Andrew Lupton, co-owner of wholesaler Nonna’s Gourmet Sausages and Deli, believes that the explosion in demand for organic produce is nowhere near finished yet. In fact, he says the problem is simply keeping up with the booming demand.
“Organic meat is taking off [but it] has got a long way to go,” he explains.
Nonna’s focuses its efforts on supplying smaller, independent retailers rather than large national chains and supermarkets. Andrew says this approach has helped to further expand the opportunities for organic producers, and in turn go some way to helping meet the surging demand.

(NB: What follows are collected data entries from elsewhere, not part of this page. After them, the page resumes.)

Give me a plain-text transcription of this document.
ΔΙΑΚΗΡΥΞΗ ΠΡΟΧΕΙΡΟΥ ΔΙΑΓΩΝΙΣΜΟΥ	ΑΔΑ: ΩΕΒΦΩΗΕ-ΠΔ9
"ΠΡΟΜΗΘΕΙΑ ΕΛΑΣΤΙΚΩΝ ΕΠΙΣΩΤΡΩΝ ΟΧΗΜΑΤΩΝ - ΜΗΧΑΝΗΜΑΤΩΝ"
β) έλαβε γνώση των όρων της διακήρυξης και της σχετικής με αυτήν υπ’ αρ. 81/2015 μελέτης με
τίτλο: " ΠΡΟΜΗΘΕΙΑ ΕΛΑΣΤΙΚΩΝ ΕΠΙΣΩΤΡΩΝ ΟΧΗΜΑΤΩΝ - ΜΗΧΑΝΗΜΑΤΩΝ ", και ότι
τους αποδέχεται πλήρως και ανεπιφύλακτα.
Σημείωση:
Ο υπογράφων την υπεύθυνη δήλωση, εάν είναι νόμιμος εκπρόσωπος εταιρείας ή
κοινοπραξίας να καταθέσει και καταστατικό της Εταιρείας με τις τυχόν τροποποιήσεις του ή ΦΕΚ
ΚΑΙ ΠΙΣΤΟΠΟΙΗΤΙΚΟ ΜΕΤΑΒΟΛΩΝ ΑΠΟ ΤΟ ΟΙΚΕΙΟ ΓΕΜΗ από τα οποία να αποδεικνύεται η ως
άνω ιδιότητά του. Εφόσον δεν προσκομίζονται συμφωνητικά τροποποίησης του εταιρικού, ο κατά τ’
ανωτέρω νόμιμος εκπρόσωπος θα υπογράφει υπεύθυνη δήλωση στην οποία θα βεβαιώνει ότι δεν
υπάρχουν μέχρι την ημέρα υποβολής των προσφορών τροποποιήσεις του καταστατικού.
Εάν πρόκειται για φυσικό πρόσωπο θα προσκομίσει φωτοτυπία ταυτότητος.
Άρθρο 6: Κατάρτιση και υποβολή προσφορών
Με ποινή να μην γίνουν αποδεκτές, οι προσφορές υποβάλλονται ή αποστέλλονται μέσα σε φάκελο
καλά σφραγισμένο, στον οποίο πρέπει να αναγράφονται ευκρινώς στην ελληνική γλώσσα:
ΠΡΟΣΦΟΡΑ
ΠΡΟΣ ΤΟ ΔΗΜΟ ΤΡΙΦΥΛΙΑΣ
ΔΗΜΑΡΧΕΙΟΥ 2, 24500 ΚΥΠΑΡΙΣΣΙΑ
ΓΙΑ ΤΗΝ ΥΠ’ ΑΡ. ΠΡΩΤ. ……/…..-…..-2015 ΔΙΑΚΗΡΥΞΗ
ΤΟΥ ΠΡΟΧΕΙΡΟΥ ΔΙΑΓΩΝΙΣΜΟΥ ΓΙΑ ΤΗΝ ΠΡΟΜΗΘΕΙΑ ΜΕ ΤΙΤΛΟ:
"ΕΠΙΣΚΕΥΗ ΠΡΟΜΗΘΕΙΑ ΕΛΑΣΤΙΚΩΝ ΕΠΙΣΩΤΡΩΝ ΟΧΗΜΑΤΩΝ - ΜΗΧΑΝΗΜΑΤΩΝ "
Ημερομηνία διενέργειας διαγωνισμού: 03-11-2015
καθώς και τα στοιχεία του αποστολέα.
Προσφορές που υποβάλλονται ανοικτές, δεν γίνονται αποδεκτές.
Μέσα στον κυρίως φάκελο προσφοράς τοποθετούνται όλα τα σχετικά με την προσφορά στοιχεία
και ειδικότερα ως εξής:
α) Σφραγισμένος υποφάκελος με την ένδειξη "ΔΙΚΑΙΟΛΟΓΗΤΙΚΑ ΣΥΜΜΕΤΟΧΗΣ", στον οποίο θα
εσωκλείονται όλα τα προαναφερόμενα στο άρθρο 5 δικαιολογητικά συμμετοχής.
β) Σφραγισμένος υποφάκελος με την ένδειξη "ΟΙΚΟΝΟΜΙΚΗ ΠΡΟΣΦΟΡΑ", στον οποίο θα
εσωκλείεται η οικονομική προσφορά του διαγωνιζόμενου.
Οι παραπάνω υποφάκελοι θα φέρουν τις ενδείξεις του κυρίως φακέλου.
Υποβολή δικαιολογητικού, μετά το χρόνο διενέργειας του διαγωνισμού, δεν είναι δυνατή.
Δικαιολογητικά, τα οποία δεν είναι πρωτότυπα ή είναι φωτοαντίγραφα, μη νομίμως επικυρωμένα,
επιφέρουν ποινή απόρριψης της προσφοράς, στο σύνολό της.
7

“Because we go to these independents, they are able to access organic meat for the first time, because they're already buying something [from us]. They can buy normal category meat, free-range meat and organic meat all from the same company,” he says.
“Although they're different brands as well, which is good for them because they've got lots of different people on the shelf, but it's not the same supplier, so it means that they can source more products from one company, which enables them to put different things on the shelf that they wouldn't have been able to before because they would have been subject to minimum volumes, so it means they can dabble.”
While many people have been put off selling organic produce because of the high cost barrier, Andrew says that organic produce is now delivering roughly the same margins as its non-organic counterparts.
“In [dollar] terms, it's more, but in percentage terms, it's about the same,” he says.
“Organic meat is cheaper now than it was two years ago. The cost of normal beef has gone through the roof, and the cost of organic beef has not gone up by anything like that, so the jump now from classic free range or non-free or farmed beef, for example, to organic beef has never been an easier jump to make. It's 20 per cent. That's all it is.”
The downside with organic produce is that it can be very difficult to source, with not enough suppliers to keep up with the explosion in demand, Andrew says.
For anyone considering getting into the organic market, no matter their type of business, it is important to understand exactly what organic produce is – and what it isn’t – so as to be able to engage with future customers.
“I still feel organic's a lifestyle choice, really. It's not a guarantee of quality. It's a guarantee that the product's been made in a certain way,” notes Andrew.
“It doesn't mean it's as tasty necessarily as a free-range option, where the farmer's had a bit more up his sleeve to get the animal prepared for market. The organic meat is good in general, it is good… but essentially when you're buying organic meat, you're buying a lifestyle choice; you're not buying a quality stamp.”